10. MCP / CLI tool reference

The constellation MCP server and pt CLI expose the following tools and subcommands for agents. Both surfaces call the same PT REST API.

Initiative tools (renamed from "programme" in PLT-165)

MCP toolpt CLI subcommandPurpose
list_initiativespt list-initiativesList all initiatives with project counts and progress.
get_initiative_summarypt get-initiative-summaryGet one initiative with full project list. Use at session start for orientation. Accepts UUID or name for initiativeId.
create_initiativept create-initiativeCreate a new initiative (always ACTIVE, no project links). Required: name, startDate. Optional: description, endDate.
update_initiativept update-initiativeUpdate an initiative's name, description, status, dates, or knowledgeBaseSpaceIds (wiki KB space UUIDs, max 10). Accepts UUID or name.
delete_initiativept delete-initiativeDelete an initiative. Cascades — removes the record and unlinks projects (projects are NOT deleted).

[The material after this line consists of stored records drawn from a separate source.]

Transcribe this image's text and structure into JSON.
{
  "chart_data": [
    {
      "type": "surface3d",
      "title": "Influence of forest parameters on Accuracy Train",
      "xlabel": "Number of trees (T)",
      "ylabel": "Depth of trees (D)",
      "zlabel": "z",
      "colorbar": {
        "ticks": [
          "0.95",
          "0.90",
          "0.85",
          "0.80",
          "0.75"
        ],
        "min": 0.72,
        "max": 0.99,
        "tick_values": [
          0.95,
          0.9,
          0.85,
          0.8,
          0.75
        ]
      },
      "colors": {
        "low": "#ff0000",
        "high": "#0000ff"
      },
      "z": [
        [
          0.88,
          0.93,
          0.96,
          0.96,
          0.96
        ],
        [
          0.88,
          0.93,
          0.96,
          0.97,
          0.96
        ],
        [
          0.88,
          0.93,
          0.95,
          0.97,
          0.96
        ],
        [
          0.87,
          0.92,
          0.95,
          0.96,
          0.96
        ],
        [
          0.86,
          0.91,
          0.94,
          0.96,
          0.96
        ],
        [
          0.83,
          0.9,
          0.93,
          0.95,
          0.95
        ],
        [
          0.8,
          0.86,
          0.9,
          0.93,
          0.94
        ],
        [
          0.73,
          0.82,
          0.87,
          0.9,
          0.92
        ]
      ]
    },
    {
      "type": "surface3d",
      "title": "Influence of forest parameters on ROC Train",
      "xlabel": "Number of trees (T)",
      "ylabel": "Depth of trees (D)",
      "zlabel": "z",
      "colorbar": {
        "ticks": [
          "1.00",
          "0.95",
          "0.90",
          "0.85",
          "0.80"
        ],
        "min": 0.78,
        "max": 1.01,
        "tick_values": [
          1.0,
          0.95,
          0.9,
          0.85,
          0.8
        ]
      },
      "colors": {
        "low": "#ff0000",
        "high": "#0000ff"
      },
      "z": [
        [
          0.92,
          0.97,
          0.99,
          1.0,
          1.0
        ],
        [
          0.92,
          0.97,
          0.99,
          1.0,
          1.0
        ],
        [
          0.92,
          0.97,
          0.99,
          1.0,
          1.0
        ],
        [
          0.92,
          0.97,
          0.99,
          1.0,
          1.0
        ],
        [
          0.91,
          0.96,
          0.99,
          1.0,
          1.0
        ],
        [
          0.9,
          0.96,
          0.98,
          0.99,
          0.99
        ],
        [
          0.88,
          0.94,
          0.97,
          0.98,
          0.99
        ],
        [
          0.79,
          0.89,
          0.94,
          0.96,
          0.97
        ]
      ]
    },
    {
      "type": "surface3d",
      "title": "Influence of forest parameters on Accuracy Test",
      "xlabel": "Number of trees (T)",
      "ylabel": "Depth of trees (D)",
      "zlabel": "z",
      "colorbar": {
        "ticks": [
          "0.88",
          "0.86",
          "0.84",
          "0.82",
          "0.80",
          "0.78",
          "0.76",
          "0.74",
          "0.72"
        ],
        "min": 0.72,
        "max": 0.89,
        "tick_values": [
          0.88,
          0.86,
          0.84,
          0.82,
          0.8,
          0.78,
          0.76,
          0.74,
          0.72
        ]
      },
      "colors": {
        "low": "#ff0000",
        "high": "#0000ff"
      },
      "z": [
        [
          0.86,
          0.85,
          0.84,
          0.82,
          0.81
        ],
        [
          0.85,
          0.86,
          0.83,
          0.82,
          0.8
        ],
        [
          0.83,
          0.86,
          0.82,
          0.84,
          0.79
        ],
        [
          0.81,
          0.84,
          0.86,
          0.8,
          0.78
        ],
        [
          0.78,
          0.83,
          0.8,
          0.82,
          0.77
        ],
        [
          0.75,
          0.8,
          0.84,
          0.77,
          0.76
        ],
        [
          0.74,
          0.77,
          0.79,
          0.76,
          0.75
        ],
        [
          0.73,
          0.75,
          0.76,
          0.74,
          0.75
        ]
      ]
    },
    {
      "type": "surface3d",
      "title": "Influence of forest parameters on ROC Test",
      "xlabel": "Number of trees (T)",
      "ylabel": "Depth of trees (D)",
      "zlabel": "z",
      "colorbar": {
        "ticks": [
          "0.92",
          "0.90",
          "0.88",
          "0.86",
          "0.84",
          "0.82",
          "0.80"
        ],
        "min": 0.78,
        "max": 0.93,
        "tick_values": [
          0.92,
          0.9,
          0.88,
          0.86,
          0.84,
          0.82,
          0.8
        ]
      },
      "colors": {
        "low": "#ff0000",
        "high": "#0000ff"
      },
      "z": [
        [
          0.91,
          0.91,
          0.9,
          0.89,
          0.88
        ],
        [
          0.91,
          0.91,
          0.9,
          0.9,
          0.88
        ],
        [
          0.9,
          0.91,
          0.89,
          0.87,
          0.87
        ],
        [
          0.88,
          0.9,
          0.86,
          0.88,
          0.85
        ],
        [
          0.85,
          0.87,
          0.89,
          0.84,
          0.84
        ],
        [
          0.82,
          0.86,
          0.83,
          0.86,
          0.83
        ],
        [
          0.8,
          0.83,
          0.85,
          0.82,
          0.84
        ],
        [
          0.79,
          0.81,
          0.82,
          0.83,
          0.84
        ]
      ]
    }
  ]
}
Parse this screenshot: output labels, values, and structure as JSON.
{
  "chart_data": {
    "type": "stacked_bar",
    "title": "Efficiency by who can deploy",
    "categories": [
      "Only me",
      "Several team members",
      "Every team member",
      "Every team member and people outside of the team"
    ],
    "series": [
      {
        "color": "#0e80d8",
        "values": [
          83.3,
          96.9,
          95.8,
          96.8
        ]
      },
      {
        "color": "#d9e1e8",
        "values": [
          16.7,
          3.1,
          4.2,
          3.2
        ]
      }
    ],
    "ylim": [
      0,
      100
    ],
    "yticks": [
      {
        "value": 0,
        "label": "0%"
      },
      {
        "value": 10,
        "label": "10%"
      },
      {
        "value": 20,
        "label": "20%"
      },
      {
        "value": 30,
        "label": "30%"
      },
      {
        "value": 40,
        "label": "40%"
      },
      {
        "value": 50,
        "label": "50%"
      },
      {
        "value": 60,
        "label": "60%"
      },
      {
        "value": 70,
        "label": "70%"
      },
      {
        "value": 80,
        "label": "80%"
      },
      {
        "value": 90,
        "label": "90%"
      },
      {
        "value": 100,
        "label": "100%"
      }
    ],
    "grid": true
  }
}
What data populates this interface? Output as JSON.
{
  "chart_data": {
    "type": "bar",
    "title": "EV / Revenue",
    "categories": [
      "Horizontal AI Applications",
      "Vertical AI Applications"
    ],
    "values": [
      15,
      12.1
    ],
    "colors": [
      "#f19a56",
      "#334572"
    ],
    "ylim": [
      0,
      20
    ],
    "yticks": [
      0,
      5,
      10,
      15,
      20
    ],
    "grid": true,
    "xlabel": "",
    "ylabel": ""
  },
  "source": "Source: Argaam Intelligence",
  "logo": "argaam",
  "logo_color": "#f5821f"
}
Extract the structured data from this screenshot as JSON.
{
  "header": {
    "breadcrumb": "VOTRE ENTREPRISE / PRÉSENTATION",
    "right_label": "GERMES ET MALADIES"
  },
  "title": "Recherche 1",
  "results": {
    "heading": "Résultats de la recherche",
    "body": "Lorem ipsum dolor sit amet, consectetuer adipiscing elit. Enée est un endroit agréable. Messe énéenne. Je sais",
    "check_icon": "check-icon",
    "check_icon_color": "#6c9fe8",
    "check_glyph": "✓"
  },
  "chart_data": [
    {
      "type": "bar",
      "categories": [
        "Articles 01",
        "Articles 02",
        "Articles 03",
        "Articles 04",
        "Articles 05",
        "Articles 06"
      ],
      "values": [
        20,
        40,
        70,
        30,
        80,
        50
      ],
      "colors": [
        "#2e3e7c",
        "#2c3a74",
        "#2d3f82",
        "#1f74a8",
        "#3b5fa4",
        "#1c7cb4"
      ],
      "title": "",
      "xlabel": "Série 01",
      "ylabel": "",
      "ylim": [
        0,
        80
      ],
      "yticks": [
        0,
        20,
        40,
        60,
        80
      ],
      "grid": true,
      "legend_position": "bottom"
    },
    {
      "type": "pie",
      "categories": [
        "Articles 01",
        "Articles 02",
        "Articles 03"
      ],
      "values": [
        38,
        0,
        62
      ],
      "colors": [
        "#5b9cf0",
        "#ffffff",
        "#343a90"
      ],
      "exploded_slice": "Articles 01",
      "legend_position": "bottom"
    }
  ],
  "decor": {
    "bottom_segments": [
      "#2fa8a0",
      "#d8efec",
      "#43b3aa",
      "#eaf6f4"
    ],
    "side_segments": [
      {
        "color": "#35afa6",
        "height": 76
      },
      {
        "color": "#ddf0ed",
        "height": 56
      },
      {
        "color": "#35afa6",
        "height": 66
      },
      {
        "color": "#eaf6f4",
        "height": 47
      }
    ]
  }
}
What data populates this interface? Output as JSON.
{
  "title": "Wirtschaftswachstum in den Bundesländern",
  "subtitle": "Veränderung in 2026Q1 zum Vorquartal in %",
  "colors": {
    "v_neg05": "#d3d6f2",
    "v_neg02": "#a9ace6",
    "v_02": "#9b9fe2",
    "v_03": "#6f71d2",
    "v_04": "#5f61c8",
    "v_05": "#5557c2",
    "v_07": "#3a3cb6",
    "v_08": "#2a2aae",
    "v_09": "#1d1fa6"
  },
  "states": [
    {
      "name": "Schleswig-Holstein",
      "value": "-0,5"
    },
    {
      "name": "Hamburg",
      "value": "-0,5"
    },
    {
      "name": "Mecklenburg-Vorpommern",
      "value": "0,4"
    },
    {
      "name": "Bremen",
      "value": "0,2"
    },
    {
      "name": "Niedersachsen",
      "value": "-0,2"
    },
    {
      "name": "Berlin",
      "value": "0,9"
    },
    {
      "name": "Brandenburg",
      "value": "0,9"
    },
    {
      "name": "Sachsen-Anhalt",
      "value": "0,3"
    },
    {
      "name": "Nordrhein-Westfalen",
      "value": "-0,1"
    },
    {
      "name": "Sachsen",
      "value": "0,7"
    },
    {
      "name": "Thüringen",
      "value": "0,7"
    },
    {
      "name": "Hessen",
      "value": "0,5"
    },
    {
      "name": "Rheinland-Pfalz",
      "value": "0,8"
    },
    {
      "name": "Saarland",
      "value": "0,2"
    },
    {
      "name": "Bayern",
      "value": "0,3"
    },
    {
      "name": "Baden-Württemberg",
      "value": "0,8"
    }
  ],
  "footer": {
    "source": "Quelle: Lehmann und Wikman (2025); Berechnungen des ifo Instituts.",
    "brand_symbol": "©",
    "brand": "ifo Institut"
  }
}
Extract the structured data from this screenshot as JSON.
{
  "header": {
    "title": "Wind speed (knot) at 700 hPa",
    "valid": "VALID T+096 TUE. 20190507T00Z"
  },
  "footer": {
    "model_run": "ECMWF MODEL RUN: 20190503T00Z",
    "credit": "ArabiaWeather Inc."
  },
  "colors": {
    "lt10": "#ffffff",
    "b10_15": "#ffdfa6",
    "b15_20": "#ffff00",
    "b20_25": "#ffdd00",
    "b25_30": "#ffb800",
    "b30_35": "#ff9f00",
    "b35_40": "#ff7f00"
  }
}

Breaking change (PLT-165): the old MCP tools list_programmes and get_programme_summary and the pt programme command are removed. Use the _initiative equivalents. The programmeId parameter on get_programme_summary is renamed to initiativeId.

Project tools

MCP toolpt CLI subcommandPurpose
list_projectspt list-projectsList all projects (status, progress, task count).
find_projectpt find-projectResolve a hint (UUID, name, prefix, or repo path) to a project UUID.
get_project_overviewpt get-project-overviewFull project details including stages and custom statuses.
create_projectpt create-projectCreate a project. Required: name, startDate. Optional: description, endDate, prefix, initiativeId (UUID or name).
update_projectpt update-projectUpdate a project's settings. Optional: name, description, status, startDate, endDate, prefix, issuePrefix, initiativeId, knowledgeBaseSpaceIds (wiki KB space UUIDs, max 10).
delete_projectpt delete-projectDelete a project. Irreversible and cascades — permanently deletes ALL tasks, issues, stages, comments, and time entries.

Task tools

MCP toolpt CLI subcommandPurpose
list_taskspt list-tasksList tasks with filters (status, assignee, parent).
list_epic_childrenpt list-epic-childrenList an epic's children across all projects in the tenant (PT-491). Children in projects you can't read are redacted (opaque id + isCrossProject: true).
get_taskpt get-taskGet full task details.
create_taskpt create-taskCreate a planned-work task. Optional epicId (group under an epic). Tag an EPIC to an initiative with MCP initiativeId (UUID only) or the CLI --initiative <id-or-name> (resolves a name or UUID) (INF-198).
update_taskpt update-taskUpdate a task (status, priority, assignee, etc.). Tag/detach an EPIC's initiative with MCP initiativeId (UUID only) or the CLI --initiative <id-or-name> (name or UUID); null / "" detaches — EPIC-typed tasks only (INF-198).

Issue tools

MCP toolpt CLI subcommandPurpose
list_issuespt list-issuesList issues (bugs, incidents, support tickets).
get_issuept get-issueGet full issue details.
create_issuept create-issueCreate a bug/incident/support ticket.
update_issuept update-issueUpdate issue title, description, or due date.
assign_issuept assign-issueAssign an issue to a user.
escalate_issuept escalate-issueChange issue severity.
transition_issuept transition-issueMove issue between statuses.
resolve_issuept resolve-issueResolve an issue with a reason.

Other tools

MCP toolpt CLI subcommandPurpose
get_workspace_contextpt workspaceOrientation: current user, dogfood initiative, top IN_PROGRESS tasks.
consult_coordinatorpt consultAsk the hosted coordinator brain an initiative-wide question.
list_stagespt list-stagesList stage-gate pipeline stages for a project.